You can’t blame the powers that be in American soccer for trying to capitalize on a potential American “breakthrough” World Cup. They saw a chance for Soccer to gain some wind in the United States, and the soccer federations and equipment companies gambled on the Americans surviving Group E, and grabbing the hearts of America. No one could have predicted their lackluster performance against the Czech Republic, and yes, Arena has to share some of the blame. However, to criticize his motivational tactics was simply irresponsible for experts who knew less about soccer than they knew about Angelina’s baby.
Most demanded Arena’s head on a platter for breaking up team chemistry, and predicted that tomorrow’s game against Ghana would be his last as head coach. Instead, Arena, as he has done countless times (most recently in 2002 against Mexico) has outsmarted us all, proven he knows his team better than everyone (Even the sports writers), and left his squad with a fighting chance (think Geoff Ogilvy on the 18th tee at Winged Foot)of advancing going into tomorrow’s last day of group play.
Of course, any coach in the spotlight that Arena is this month has to be prepared to take his shots along with the praise. That isn’t the point. Arena deserves to be hit hard for the first match, and celebrated for the second. If Beasley’s goal is counted in the second half vs. Italy, you can bet screenwriters would be working hard on the movie script as we speak.

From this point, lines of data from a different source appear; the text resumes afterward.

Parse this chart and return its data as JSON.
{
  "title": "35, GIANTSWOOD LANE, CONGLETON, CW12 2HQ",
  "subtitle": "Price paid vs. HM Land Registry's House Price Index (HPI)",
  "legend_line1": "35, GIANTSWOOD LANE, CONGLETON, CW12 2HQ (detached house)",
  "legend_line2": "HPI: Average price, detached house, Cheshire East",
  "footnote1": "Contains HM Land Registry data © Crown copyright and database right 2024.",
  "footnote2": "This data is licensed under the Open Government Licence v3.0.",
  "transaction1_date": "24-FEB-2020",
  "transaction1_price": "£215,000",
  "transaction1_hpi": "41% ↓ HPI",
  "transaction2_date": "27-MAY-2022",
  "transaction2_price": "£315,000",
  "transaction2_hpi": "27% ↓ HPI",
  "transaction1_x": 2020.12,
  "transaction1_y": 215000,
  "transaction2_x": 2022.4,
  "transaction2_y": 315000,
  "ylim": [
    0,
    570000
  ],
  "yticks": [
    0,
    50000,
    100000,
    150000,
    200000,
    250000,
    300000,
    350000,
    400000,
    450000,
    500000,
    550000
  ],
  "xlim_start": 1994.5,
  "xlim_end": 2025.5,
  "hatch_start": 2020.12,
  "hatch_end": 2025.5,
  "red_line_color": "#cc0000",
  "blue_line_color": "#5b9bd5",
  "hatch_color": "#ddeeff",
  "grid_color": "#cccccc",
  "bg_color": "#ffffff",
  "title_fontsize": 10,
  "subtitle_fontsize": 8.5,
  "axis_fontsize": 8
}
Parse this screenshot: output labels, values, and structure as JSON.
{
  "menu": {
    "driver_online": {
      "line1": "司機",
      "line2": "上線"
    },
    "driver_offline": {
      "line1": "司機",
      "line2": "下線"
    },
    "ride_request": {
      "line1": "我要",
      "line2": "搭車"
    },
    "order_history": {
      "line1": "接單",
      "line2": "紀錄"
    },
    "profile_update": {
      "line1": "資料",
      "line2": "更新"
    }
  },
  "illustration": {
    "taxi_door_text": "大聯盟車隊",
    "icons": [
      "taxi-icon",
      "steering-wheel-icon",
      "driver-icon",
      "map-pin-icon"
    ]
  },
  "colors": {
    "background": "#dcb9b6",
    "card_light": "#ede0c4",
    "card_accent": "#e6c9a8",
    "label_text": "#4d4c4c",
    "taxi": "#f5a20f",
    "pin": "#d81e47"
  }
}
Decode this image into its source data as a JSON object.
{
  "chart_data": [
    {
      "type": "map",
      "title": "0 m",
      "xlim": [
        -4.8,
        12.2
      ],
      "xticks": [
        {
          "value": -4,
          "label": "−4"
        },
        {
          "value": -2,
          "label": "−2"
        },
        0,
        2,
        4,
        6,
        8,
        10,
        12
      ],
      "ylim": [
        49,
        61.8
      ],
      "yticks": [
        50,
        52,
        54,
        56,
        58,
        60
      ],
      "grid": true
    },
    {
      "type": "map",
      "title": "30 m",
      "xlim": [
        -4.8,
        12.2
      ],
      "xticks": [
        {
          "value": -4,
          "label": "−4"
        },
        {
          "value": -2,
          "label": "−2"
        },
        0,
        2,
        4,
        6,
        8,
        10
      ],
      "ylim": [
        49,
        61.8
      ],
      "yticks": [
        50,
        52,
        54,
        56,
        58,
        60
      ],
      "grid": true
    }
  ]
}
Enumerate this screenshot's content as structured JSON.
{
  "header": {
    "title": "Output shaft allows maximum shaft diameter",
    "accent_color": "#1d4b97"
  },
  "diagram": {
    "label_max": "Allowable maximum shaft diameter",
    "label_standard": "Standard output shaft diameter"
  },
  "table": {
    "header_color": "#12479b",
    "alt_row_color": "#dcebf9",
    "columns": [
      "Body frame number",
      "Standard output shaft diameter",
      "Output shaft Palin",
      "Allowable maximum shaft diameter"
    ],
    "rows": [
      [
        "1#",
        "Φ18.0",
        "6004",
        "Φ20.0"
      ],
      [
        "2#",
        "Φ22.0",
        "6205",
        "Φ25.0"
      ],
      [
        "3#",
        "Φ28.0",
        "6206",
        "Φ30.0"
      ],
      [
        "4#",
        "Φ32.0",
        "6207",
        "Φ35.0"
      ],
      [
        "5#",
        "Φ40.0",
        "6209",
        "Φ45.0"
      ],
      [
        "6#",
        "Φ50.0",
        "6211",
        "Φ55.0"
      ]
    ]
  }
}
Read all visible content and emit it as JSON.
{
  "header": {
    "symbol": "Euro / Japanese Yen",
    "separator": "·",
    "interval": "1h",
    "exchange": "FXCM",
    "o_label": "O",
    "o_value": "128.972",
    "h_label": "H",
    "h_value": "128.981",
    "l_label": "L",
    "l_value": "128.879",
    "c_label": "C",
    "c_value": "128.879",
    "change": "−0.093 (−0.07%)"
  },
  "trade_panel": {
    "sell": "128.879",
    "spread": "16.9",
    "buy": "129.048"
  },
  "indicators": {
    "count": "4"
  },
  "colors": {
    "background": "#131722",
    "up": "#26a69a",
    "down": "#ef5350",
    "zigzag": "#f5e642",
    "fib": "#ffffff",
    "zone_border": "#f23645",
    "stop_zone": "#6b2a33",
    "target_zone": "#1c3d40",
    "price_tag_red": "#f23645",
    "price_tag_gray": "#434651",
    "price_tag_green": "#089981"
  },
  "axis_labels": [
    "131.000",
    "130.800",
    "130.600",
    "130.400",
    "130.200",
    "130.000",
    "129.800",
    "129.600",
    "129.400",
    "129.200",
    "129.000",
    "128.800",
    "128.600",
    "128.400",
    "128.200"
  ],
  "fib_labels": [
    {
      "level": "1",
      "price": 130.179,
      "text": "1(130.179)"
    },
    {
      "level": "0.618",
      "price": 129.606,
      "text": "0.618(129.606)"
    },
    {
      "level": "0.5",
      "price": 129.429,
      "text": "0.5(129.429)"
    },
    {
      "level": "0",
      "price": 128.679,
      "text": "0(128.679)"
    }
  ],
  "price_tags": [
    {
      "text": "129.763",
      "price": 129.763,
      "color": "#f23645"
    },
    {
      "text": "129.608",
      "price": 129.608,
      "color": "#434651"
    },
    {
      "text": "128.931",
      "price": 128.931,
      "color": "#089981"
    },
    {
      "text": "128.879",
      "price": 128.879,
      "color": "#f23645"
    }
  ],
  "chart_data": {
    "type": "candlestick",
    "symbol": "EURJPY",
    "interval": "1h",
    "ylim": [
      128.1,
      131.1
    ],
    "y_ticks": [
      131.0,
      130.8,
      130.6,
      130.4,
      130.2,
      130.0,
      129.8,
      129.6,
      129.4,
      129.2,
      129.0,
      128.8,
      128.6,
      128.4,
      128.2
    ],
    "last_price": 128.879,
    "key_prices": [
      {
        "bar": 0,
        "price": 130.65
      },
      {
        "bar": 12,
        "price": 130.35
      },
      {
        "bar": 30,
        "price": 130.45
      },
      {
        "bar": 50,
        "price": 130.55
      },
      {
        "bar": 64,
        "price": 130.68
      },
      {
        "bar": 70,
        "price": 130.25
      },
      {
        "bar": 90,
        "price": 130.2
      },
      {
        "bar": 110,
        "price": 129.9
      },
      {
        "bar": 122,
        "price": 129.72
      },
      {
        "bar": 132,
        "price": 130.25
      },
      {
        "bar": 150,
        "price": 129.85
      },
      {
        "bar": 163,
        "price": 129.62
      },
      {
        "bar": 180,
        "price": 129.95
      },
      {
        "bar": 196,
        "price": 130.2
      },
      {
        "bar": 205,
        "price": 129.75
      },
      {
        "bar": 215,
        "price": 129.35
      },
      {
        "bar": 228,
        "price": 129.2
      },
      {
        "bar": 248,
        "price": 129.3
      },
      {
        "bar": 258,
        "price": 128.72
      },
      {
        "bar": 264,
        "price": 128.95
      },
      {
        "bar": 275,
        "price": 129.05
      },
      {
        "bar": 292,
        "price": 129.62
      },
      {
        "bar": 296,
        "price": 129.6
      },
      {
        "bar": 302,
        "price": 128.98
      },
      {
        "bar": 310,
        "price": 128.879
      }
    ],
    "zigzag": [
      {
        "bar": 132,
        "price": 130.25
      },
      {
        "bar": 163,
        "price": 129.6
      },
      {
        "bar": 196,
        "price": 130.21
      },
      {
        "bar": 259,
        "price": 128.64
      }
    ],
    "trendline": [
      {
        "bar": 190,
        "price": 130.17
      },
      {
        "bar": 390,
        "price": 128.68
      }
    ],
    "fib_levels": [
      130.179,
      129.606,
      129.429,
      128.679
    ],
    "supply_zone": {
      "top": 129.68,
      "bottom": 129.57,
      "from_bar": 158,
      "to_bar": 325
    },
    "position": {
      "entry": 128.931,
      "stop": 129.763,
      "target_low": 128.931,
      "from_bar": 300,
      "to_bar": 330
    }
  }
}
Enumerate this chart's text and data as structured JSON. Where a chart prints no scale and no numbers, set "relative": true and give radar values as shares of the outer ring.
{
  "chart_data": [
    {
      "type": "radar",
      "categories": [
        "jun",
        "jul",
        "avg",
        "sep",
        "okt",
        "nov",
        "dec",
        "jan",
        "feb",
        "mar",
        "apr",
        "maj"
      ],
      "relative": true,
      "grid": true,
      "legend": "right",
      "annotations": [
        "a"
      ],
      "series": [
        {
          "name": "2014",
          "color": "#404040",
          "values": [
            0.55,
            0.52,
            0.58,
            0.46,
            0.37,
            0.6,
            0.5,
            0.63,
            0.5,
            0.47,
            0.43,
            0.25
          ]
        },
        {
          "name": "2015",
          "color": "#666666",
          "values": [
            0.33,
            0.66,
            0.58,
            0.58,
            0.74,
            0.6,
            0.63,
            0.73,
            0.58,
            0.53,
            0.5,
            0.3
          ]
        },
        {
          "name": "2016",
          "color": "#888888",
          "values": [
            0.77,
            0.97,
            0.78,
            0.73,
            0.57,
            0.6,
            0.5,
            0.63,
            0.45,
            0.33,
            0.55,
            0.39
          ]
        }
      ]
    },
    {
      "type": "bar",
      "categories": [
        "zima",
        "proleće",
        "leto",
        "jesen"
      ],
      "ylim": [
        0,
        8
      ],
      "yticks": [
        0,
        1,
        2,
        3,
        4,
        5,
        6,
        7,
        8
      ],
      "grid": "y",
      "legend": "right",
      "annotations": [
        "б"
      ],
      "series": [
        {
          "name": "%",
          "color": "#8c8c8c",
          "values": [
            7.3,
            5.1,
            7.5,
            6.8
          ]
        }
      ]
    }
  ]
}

This pattern of sportswriters going on TV and offering their opinions on every issue in sports in two minute intervals has to stop. As much as I love ESPN, the new era of sports has its drawbacks. Any writer who looks good in front of a camera now goes on television and throwing their opinions around right and left as if they were facts, even when armed with no more than a couple of stats on the sport they are covering.
Meanwhile, Bruce Arena is preparing his team for what could be the biggest match of their lives tomorrow, after they were written off a week ago by all of these sports writers who we have converted into celebrities. I’m all for soccer taking off in the United States, but before any more sports writers leap on the bandwagon, lets hope they do a little bit of research before the next time they call for a coach’s head. Either take soccer seriously, or don’t grace us with your viewpoints.
One reply on “Dead and Buried- Yet Still Going Strong”
the us will always have a bunch of bandwagoners for the soccer team every 4 yrs because it will never be big like baseball or football. if they do well, they will be praised, if they suck it up like in prior yrs you will hear a lot of, what we have a soccer team?